The primary sonic material of this work comes directly from a studio-based improvisation made using analog modular synthesis techniques in conjunction with a plate reverb made from a sheet of scrap metal, a four-track reel to reel, and a tape delay unit, recorded in a single take.
I have recently become somewhat obsessed with miniature reel-to-reel tape recorders and have begun collecting them to use in performances as part of a giant, wonky, multi-tap delay / feedback system, and in sound installations featuring myriad tape loops in some sort of labyrinthine configuration…
The recorders themselves are very simple machines, and the mechanism for advancing the tape does not use a capstan motor like most reel-to-reel recorders or cassette players, but instead simply drags the tape across the head using a “rim-drive” system, which creates a great deal of “wow and fluttter” in the recordings.
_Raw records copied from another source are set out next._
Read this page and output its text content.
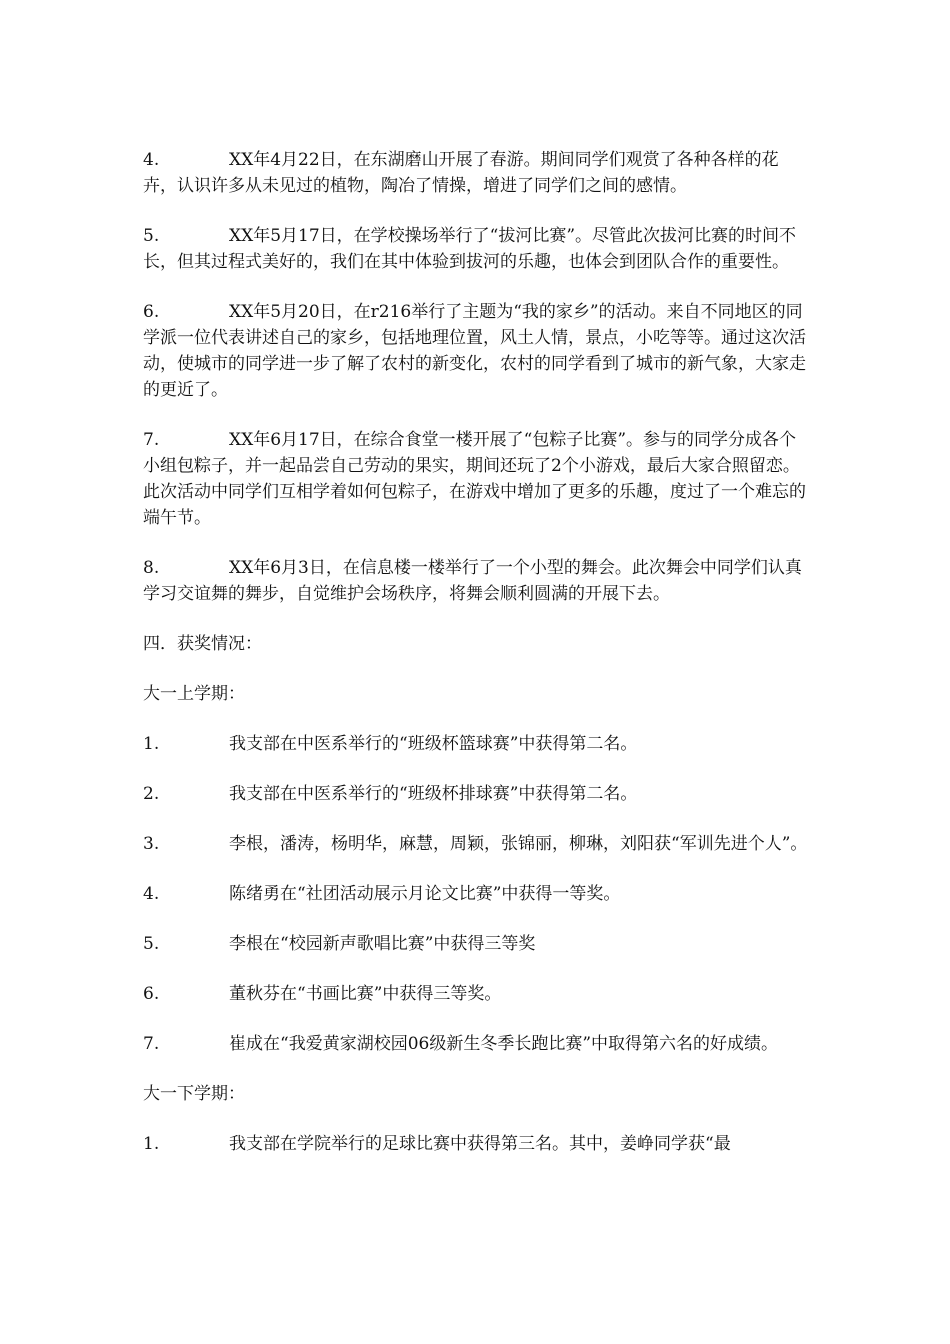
4.	XX年4月22日，在东湖磨山开展了春游。期间同学们观赏了各种各样的花卉，认识许多从未见过的植物，陶冶了情操，增进了同学们之间的感情。

5.	XX年5月17日，在学校操场举行了“拔河比赛”。尽管此次拔河比赛的时间不长，但其过程式美好的，我们在其中体验到拔河的乐趣，也体会到团队合作的重要性。

6.	XX年5月20日，在r216举行了主题为“我的家乡”的活动。来自不同地区的同学派一位代表讲述自己的家乡，包括地理位置，风土人情，景点，小吃等等。通过这次活动，使城市的同学进一步了解了农村的新变化，农村的同学看到了城市的新气象，大家走的更近了。

7.	XX年6月17日，在综合食堂一楼开展了“包粽子比赛”。参与的同学分成各个小组包粽子，并一起品尝自己劳动的果实，期间还玩了2个小游戏，最后大家合照留恋。此次活动中同学们互相学着如何包粽子，在游戏中增加了更多的乐趣，度过了一个难忘的端午节。

8.	XX年6月3日，在信息楼一楼举行了一个小型的舞会。此次舞会中同学们认真学习交谊舞的舞步，自觉维护会场秩序，将舞会顺利圆满的开展下去。

四．获奖情况：

大一上学期：

1.	我支部在中医系举行的“班级杯篮球赛”中获得第二名。

2.	我支部在中医系举行的“班级杯排球赛”中获得第二名。

3.	李根，潘涛，杨明华，麻慧，周颖，张锦丽，柳琳，刘阳获“军训先进个人”。

4.	陈绪勇在“社团活动展示月论文比赛”中获得一等奖。

5.	李根在“校园新声歌唱比赛”中获得三等奖

6.	董秋芬在“书画比赛”中获得三等奖。

7.	崔成在“我爱黄家湖校园06级新生冬季长跑比赛”中取得第六名的好成绩。

大一下学期：

1.	我支部在学院举行的足球比赛中获得第三名。其中，姜峥同学获“最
Some of these recorders have speed controls, which allow you to squeeze longer recordings onto a tape (or play back tapes from machines that record at different speeds), but as you slow them down, playback becomes uneven, as the motor is not pulling with as much force, and friction causes the tape to catch. This produces pitch discrepancies that I find quite lovely, and give recordings of the spoken word a somewhat lilting quality. Others of these machines are simply in less great states of repair, which is perfectly understandable given their age (rim-drive recorders were most popular in the early sixties). These units crackle, buzz, hiss, and jerk the tape about — each recorder has its unique sonic fingerprint.
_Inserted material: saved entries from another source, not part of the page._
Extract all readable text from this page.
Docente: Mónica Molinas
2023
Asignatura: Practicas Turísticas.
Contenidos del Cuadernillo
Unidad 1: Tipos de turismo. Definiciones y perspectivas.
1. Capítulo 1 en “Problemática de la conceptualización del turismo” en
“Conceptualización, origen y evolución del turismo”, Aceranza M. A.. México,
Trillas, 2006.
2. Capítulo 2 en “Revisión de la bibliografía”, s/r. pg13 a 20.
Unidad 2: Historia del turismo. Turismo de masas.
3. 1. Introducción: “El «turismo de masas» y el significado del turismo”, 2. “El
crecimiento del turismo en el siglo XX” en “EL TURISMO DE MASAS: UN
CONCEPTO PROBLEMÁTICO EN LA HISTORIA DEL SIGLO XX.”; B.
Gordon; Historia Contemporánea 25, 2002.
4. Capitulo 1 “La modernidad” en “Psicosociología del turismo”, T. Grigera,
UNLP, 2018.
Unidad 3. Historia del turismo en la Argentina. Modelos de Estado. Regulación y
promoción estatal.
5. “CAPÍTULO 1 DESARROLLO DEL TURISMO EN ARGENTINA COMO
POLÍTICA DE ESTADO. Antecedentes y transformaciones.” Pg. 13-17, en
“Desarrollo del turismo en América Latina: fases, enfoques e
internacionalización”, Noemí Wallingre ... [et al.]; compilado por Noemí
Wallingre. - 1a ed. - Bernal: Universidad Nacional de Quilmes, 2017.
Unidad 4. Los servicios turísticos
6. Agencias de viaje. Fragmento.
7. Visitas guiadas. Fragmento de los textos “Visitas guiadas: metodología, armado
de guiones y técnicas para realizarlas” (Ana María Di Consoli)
The majority of recorders I have salvaged have invariably come with tapes from their previous owners still inside them, their histories waiting to be discovered. These sorts of tapes were generally meant for voice recording, and were used for audio diaries and “letters” to loved ones (to such a great extent that the boxes they were sold in often included address boxes and a place for a stamp). I have spent a lot of time getting to know these tapes — not simply the messages they contain, but how they sound on each of the recorders.
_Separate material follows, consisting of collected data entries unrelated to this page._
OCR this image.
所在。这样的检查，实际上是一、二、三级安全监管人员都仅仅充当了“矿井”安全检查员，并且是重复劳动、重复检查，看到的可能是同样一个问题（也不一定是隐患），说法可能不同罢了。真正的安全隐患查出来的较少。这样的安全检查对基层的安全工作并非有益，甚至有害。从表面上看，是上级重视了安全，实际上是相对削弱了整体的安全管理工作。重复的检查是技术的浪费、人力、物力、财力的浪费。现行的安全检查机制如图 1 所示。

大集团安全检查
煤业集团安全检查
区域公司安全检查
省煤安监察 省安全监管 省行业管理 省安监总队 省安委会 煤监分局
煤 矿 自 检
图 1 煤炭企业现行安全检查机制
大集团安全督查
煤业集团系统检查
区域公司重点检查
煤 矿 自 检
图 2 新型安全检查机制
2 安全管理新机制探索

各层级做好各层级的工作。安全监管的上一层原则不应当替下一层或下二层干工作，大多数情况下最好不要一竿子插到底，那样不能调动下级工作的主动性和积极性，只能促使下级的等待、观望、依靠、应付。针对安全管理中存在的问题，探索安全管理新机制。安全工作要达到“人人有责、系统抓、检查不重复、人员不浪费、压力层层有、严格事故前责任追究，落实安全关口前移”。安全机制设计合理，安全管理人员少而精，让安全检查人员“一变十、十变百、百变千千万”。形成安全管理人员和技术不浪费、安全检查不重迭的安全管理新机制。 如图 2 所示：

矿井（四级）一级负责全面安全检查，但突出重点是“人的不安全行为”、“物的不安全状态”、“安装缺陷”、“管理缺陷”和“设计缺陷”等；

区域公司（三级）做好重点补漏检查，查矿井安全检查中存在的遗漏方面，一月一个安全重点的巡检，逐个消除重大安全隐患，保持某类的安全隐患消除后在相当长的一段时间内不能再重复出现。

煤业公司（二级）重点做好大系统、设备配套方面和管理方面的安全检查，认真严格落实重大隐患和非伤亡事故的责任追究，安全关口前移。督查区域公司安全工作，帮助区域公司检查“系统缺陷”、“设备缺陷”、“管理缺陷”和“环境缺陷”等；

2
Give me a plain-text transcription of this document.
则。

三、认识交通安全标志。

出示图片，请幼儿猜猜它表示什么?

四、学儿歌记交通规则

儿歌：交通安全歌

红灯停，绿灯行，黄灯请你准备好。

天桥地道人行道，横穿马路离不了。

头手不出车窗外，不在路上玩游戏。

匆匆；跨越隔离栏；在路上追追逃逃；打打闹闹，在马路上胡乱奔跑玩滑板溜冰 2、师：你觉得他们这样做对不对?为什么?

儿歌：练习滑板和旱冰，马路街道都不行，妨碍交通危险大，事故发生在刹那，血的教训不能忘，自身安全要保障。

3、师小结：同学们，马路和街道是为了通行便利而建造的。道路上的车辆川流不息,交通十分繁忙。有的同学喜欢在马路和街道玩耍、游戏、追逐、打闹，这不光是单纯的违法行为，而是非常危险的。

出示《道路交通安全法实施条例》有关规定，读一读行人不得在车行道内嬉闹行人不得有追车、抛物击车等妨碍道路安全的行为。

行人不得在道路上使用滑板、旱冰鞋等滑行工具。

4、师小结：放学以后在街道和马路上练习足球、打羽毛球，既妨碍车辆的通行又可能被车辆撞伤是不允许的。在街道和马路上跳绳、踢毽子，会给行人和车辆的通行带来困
It seemed important that I include the forgotten memories that I had unearthed, but in a way that emphasized the sonic qualities of the recordings rather than the words they contained (letting them bubble up into the listener’s consciousness), so I started digging through this strange archive, playing back the tapes and re-recording them while listening back to the improvised material, then added some additional sonic “glue,” and quickly stepped away.
This piece is a meditation on memory and loss, and trying to find reason amidst chaos; it is dedicated to the memory of Matthew Underwood, who has taught me so much about all of these things.